Victime d’une fièvre d’égalitarisme, le gouvernement veut supprimer les régimes spéciaux. Une méthode qui hérisse les ultra-libéraux de l’OCDE qui rêvent d’une mise en concurrence des différends fonds.
Les régimes spéciaux de retraite sont le fantasme de la droite. Depuis 1995 et les grèves qui ont paralysé Paris et détruit Juppé, elle cherche sa revanche. Le cheminot est devenu pour la droite décomplexée à la Sarkozy ce que fut en son temps le mineur pour Margaret Thatcher. Il faut détruire sa combativité sociale dans un affrontement victorieux pour montrer où est désormais le vrai pouvoir et limiter ensuite toute velléité de résistance syndicale aux réformes du secteur public. Certains soulignent parfois qu’il serait ridicule de prolonger les carrières à la SNCF ou à la RATP alors que l’on cherche à en réduire les effectifs, rappelant que si les cheminots avaient été basculés en 1995 au régime général, ils seraient aujourd’hui dans des formules de pré-retraite en tout point semblables à leur retraite actuelle. Cela n’ébranle guère la détermination de la majorité présidentielle. Le plus déterminé est le malheureux François Fillon. Cela correspond en fait à son nouveau statut de gardien du programme. Statut ingrat car il a déjà dû en rabattre. Il n’a cessé de rappeler que les engagements de la campagne présidentielle conduisaient à ne pas remplacer un départ à la retraite sur deux dans la fonction publique. Las, il est resté fort dépourvu quand la décision fut venue, puisque ce fut un sur trois…
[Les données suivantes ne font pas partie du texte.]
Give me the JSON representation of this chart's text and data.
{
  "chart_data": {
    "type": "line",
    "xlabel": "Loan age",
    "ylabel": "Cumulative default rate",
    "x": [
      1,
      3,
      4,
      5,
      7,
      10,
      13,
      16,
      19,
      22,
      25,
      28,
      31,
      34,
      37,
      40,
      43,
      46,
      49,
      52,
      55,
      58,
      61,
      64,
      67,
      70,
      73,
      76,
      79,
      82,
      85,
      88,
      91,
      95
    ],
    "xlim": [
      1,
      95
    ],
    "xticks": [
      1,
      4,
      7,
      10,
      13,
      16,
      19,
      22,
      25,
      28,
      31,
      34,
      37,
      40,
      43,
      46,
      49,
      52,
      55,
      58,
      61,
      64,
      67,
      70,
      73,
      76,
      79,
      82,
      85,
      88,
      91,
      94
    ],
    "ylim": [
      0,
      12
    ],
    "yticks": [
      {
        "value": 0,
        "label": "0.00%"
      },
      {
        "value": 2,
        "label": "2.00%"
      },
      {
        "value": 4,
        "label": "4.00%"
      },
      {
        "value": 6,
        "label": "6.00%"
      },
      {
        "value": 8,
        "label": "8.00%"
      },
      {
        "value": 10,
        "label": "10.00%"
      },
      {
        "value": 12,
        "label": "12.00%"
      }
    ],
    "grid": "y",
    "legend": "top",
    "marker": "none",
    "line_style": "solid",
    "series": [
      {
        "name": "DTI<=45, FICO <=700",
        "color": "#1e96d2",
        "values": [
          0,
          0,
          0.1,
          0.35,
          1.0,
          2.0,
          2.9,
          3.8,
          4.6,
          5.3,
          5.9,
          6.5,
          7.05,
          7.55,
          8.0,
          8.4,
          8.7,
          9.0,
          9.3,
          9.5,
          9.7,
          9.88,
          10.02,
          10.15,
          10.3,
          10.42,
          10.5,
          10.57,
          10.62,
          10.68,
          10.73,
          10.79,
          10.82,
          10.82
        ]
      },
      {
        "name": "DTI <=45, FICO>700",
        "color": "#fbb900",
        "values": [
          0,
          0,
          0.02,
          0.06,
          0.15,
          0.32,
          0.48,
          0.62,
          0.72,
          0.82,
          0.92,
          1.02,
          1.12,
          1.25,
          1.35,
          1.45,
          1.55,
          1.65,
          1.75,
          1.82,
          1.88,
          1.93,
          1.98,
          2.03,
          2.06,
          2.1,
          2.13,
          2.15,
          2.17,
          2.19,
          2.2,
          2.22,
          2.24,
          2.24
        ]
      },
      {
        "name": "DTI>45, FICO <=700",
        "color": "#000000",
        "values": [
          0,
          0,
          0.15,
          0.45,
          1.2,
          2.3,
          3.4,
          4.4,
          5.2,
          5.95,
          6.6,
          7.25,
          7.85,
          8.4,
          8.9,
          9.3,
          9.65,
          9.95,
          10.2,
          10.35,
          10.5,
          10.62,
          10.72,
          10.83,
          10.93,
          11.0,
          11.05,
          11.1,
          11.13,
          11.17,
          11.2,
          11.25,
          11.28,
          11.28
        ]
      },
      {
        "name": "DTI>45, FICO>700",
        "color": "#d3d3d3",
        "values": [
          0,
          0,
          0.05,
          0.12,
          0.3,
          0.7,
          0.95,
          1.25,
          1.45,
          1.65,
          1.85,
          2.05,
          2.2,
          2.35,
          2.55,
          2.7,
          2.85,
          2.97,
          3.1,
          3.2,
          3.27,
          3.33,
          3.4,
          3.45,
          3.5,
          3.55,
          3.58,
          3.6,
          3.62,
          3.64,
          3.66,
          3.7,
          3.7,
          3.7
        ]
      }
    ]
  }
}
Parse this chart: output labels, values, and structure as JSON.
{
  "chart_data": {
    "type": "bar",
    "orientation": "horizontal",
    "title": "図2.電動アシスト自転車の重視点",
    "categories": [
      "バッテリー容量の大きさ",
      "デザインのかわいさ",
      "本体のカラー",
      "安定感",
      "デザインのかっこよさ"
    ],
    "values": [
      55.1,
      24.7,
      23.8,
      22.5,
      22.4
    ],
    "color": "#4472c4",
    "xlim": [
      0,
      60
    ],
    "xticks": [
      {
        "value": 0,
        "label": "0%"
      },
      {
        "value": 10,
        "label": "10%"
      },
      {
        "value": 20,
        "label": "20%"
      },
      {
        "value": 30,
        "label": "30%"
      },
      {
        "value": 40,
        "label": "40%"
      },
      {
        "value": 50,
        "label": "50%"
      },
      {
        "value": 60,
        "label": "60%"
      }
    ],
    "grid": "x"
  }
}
Assez paradoxalement, les interrogations sur la fin des régimes spéciaux ne sont pas le fait exclusif de la gauche syndicale. L’Ocde, qui a, à plusieurs reprises attiré l’attention des dirigeants français sur la nécessité de mieux préparer le vieillissement de la population, affirme que les multiples caisses qui existent à l’heure actuelle sur une base professionnelle, pourraient devenir l’embryon d’un réseau concurrentiel. Il ne s’agirait pas de supprimer les différents régimes mais de les mettre en concurrence. Par ailleurs, cette organisation rappelle que dans les entreprises publiques, l’incorporation de la retraite dans la carrière des employés obéit à une logique de revenu permanent chère aux ultra-libéraux de l’école de Chicago : en bref, les avantages accordés aux retraités du secteur public seraient la compensation de salaires moins importants pendant la période d’activité que ceux du secteur privé. Quant à Danièle Karniewicz, la présidente CGC de la Caisse nationale d’assurance vieillesse, elle préférerait rester à l’écart de toute cette agitation. Pour elle, le mieux serait que les nouveaux recrutés rejoignent le régime général, et que tout reste en l’état pour ceux qui sont en place.
Grand absent de tous ces débats, le Conseil d’orientation des retraites : on ne sait pas s’il a quelque chose de spécial, mais ce qui est sûr, c’est qu’il n’a rien de spécial à dire. Il va au passage disparaître, probablement avant la fin de l’année. Et sans que personne ne se mette en grève… !!